1 (9-inch) pie shell lined with your favorite pie crust or puff pastry
4 to 5 ripe tomatoes, cored and thinly sliced
1 1/2 teaspoons salt, for sprinkling
1 tablespoon olive oil
1 sweet onion, thinly sliced
1/2 cup mixed freshly chopped herbs such as chives, parsley, and basil
1/2 cup freshly grated Gruyère (or Swiss)
1/2 cup freshly grated Parmigiano Reggiano
1/4 cup mayonnaise
freshly ground black pepper

Heat the oven to 375° F. Line the shell with foil and fill with pie weights, dried beans, or rice. Bake in the lower third of the oven for 20 minutes. Carefully remove the weights and foil. Return to the oven and bake for 10 minutes more or until light golden. Remove to cool in the pan on a wire rack.

Reduce oven temperature to 350° F. Place the tomatoes on a rack in the sink in 1 layer. Sprinkle with salt and allow to drain for 10 minutes.

Meanwhile, heat the oil in the skillet over medium heat. Add the onion and season with salt and pepper. Cook until clear and translucent, 3 to 5 minutes. (Don’t skip this step! Not cooking the onion can make the pie soggy and wet.)

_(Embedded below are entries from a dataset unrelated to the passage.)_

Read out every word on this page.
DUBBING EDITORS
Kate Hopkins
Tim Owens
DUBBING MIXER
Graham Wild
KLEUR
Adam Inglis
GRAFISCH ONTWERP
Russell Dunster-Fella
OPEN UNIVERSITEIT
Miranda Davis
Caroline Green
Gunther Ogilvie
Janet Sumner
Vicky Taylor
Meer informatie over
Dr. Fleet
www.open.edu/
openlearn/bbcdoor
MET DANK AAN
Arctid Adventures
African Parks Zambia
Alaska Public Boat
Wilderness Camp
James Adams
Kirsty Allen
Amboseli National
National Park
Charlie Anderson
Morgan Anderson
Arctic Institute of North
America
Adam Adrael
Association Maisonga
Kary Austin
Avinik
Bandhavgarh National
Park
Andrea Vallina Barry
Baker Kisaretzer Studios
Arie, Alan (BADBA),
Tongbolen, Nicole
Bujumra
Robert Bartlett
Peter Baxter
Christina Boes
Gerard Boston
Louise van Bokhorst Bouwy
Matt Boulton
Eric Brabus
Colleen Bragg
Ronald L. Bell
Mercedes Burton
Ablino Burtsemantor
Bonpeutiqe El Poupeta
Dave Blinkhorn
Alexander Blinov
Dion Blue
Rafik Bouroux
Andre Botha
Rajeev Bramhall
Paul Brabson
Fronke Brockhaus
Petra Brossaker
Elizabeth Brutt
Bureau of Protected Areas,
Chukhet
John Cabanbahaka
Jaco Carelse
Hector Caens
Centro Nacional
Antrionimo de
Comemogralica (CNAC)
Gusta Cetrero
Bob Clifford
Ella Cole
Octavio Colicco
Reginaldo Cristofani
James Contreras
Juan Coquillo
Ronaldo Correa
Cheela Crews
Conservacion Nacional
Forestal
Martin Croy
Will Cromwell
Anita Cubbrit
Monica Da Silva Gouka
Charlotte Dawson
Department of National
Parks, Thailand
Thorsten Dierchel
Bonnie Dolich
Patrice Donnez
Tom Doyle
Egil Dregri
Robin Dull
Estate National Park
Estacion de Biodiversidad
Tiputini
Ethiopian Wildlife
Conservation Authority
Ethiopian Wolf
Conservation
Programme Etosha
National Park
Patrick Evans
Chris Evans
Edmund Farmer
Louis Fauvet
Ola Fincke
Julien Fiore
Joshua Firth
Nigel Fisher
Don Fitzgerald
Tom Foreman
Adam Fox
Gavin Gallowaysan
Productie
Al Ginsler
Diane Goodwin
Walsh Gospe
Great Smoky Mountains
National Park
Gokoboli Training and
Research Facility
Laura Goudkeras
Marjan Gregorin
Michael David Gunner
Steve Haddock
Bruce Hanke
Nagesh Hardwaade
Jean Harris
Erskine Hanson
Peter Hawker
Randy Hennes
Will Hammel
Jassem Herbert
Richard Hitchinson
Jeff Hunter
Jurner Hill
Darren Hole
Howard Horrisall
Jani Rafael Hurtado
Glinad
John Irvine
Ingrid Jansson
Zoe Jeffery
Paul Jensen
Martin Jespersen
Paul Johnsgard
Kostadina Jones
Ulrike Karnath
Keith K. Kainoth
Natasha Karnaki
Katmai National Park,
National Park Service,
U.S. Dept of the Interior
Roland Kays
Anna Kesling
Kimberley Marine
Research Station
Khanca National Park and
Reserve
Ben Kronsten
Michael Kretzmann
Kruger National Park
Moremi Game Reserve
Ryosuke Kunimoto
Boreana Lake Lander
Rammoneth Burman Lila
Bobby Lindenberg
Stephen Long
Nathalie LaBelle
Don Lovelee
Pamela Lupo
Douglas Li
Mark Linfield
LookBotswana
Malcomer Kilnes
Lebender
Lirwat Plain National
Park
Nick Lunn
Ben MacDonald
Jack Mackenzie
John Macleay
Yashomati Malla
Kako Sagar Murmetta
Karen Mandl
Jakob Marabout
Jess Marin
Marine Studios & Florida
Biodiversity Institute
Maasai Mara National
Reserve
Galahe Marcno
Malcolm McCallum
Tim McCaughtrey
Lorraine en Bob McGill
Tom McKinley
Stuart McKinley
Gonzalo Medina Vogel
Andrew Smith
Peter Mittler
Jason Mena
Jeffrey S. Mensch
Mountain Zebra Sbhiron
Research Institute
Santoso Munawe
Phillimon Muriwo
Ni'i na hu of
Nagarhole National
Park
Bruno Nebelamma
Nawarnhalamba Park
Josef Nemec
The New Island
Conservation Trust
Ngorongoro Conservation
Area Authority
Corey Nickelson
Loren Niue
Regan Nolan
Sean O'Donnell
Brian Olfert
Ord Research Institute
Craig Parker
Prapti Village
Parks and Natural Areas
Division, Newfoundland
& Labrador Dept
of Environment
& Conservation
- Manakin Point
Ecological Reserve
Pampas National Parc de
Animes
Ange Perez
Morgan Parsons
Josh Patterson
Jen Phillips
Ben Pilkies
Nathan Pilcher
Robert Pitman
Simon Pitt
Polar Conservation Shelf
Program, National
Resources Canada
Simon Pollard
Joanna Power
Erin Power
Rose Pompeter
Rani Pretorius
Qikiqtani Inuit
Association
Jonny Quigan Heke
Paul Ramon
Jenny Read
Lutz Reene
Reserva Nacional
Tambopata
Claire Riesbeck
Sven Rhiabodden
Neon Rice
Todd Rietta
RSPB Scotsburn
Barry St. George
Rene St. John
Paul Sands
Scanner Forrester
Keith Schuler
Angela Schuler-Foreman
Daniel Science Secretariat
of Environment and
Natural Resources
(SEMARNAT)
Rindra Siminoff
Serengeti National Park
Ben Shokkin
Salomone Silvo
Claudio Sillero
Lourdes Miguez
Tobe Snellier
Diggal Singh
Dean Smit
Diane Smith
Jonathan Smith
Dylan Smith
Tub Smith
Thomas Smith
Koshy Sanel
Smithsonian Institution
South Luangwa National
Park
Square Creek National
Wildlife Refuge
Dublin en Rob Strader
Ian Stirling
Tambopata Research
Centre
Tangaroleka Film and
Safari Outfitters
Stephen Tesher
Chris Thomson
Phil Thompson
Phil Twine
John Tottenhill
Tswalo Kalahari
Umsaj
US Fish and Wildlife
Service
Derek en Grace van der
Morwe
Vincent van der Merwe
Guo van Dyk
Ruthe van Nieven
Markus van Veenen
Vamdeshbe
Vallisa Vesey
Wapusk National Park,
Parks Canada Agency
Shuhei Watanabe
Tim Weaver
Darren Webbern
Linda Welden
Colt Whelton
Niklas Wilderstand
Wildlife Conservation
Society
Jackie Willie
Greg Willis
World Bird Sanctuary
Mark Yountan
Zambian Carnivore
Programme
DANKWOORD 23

Layer the tomato slices, cooked onion, and herb in the pie shell. Season each layer with pepper. Combine the grated cheeses and mayonnaise together. Spread mixture on top of the tomatoes and bake for 30 minutes or until lightly browned. Remove to a rack to cool. Serve warm or room temperature.

Pâte Brisée (Homemade Crust)

1 1/4 cups all-purpose flour
1/2 teaspoon salt
1/2 teaspoon sugar
½ cup (1 stick) unsalted butter, chilled and cut into small pieces
1/8 to 4 cup ice water

In the bowl of a food processor, combine flour, salt, and sugar. Add butter, and process until the mixture resembles coarse meal, 8 to 10 seconds.

With machine running, add ice water in a slow, steady stream. Pulse until dough holds together without being sticky; be careful not to process more than 30 seconds. (To test, squeeze a small amount together: If it is crumbly, add more ice water, 1 tablespoon at a time.)

Divide dough into two equal disks and wrap in plastic. Transfer to the refrigerator, and chill until firm, at least 30 minutes. Dough may be stored tightly wrapped in plastic film and frozen up to 1 month.